In last week’s parsha, we read about the mitzva of shmita – letting the land rest every seventh year. This week, we read that this commandment, like keeping the values of the Torah and the mitzvot, is the guarantee for the financial and political security of Am Yisrael in the Land of Israel.
The parsha is divided into two main sections.
The first deals with positive things promised if Am Yisrael follows the correct path. The second deals with the negative side; the bad state of affairs that occurs when Am Yisrael does not trust in G-d and follow His ways.
At the top of the good things promised in the future is the following verse: “I will walk among you and be your G-d, and you will be My people.” (Leviticus 26, 12) On the face of it, this verse is not clear at all. What is the meaning of the promise that G-d “will walk among” us? What is the significance of Him being our G-d and we being His people? Is there a possibility that G-d will stop being G-d and that Am Yisrael’s history of being the chosen people will be erased, a choice that G-d made at the Exodus from Egypt and at the Giving of the Torah at Mount Sinai? The explanation offered by Rashi (Rabbi Shlomo Yitzchaki, well-known Torah commentator who lived in France during the 11th century) is even more surprising.

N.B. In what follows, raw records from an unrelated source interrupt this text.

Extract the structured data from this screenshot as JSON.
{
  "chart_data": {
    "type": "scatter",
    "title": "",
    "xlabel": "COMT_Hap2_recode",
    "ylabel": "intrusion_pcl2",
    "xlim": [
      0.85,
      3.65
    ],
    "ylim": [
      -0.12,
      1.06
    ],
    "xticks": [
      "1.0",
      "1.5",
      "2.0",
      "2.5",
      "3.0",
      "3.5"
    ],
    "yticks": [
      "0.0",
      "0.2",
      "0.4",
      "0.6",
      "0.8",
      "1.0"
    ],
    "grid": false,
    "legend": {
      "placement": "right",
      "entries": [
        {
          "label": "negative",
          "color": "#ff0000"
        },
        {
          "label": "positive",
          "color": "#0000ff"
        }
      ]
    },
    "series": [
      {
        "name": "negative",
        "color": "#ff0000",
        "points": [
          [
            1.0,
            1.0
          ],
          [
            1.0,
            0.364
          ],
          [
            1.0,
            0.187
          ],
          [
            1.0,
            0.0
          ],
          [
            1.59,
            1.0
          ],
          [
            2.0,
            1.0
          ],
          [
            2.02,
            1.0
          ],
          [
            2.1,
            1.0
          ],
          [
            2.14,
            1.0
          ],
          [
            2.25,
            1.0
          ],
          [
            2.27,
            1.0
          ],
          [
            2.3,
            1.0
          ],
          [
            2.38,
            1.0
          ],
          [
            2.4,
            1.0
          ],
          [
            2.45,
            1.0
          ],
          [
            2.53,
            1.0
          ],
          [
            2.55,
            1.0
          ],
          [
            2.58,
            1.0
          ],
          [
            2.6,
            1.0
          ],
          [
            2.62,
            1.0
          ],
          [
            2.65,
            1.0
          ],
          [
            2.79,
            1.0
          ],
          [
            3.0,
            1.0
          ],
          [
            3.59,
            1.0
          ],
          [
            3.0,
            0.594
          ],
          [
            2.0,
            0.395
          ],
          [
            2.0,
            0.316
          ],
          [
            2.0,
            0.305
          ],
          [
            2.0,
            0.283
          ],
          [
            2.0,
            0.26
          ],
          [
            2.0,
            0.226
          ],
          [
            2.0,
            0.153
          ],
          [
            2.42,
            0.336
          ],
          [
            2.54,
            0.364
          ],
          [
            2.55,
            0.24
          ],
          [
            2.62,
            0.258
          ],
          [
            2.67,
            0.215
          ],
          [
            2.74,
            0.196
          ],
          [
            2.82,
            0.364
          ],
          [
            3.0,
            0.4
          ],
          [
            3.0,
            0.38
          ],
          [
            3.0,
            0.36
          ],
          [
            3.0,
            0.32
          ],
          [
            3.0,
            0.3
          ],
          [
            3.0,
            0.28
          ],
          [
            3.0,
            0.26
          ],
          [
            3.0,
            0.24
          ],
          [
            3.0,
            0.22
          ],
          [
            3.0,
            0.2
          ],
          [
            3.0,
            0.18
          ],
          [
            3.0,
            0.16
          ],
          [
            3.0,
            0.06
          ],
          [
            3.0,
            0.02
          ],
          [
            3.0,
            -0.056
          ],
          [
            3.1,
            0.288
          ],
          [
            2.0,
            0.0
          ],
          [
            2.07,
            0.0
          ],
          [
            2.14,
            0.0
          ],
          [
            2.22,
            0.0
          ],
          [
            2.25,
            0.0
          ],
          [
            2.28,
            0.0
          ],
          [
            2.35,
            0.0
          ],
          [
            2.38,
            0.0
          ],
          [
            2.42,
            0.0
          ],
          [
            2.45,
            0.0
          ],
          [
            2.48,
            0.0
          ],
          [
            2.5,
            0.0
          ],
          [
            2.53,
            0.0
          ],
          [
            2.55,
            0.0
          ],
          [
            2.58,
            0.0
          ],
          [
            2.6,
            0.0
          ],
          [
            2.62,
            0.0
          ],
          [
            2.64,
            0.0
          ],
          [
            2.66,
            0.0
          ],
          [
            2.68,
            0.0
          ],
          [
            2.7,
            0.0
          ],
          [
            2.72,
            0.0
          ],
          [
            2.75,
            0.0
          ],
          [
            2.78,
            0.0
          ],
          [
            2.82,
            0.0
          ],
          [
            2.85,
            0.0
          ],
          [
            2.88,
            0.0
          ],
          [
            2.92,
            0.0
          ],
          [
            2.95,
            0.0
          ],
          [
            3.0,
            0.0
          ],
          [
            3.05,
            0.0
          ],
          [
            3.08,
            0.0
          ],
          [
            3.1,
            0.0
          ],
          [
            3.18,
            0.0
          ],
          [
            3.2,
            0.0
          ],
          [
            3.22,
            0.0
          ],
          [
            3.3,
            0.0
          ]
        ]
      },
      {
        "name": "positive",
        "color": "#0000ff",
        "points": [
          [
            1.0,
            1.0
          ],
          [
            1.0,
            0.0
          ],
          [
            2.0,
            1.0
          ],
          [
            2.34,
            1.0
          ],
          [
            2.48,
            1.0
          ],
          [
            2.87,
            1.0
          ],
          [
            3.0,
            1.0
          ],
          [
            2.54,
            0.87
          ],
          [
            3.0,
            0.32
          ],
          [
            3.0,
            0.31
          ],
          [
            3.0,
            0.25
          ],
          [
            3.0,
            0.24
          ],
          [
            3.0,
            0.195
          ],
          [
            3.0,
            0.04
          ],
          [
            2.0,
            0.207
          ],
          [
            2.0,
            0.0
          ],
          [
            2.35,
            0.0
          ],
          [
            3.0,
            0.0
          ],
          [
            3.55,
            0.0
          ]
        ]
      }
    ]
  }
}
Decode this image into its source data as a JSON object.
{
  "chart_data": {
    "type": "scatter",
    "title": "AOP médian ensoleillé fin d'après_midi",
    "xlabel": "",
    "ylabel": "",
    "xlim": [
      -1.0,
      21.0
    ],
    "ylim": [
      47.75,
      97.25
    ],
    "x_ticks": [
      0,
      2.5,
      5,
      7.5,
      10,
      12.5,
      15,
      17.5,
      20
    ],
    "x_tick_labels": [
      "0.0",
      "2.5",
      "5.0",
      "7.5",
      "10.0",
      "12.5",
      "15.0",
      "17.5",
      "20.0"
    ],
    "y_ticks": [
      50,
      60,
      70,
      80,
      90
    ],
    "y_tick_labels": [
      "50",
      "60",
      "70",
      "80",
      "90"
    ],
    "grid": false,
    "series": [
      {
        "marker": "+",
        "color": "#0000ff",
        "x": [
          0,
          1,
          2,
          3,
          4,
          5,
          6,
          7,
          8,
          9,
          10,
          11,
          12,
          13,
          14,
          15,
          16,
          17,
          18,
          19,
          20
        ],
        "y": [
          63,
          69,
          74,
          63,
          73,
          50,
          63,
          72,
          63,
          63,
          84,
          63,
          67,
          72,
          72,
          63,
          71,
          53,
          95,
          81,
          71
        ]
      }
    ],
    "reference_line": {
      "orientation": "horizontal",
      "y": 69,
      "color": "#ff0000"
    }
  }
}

He writes the following words about this verse: “I will walk among you:… ‘I will stroll with you in the Garden of Eden, as if I were one of you...’” Now it really reads like a riddle. Is the verse talking about something real or about the Garden of Eden that we are not familiar with and cannot describe? And what is the meaning of the phrase “I will stroll… as if I were one of you”? It seems the explanation stems from the following understanding. It is well-known that man is composed of two parts: body and soul. The body is the material part of man – the body parts, the senses, and everything that can be felt or sensed. The soul is the spiritual side, the understandings, the values, morals and conscience.
Every person faces confrontation between these two parts of himself. The material side pulls us toward tangible pleasures, the kind that can be touched and experienced directly, whereas the spiritual side pulls us toward a higher pleasure, one that stems from overcoming desires, from understanding a complex issue or a deed of noble renunciation.
Behavior that invests in the spiritual side of man is called by the Torah “walking in the ways of G-d.” The Torah tells us seven times to “walk in His ways.”
And what is G-d’s way? This is also clarified by the Torah in several places. We will mention two of them that stand out: “… that they should keep the way of the Lord to perform righteousness and justice.”
(Genesis 18, 19) “… for all His ways are just; a faithful God, without injustice He is righteous and upright.” (Deuteronomy 32, 4) From these verses we learn that the way of G-d, the path we are required to take, is to perform righteousness, justice, faith, honesty, and to stay far from all injustice.
Now we can understand the meaning of the promise “I will walk among you.”
The more a man walks in G-d’s path, the closer he feels to Him, the higher and more transcendent, noble and ideological, nurturing and kind. When Rashi writes that G-d promises to “stroll with us in the Garden of Eden,” it could be that he means that if here in the world where we live and work we walk in G-d’s ways, we will know how to create a Garden of Eden.
We will transcend to the feeling of closeness with G-d, an exalted sense of walking alongside G-d, since an honest and ideological man and also G-d walk along the same path.
The writer is rabbi of the Western Wall and Holy Sites.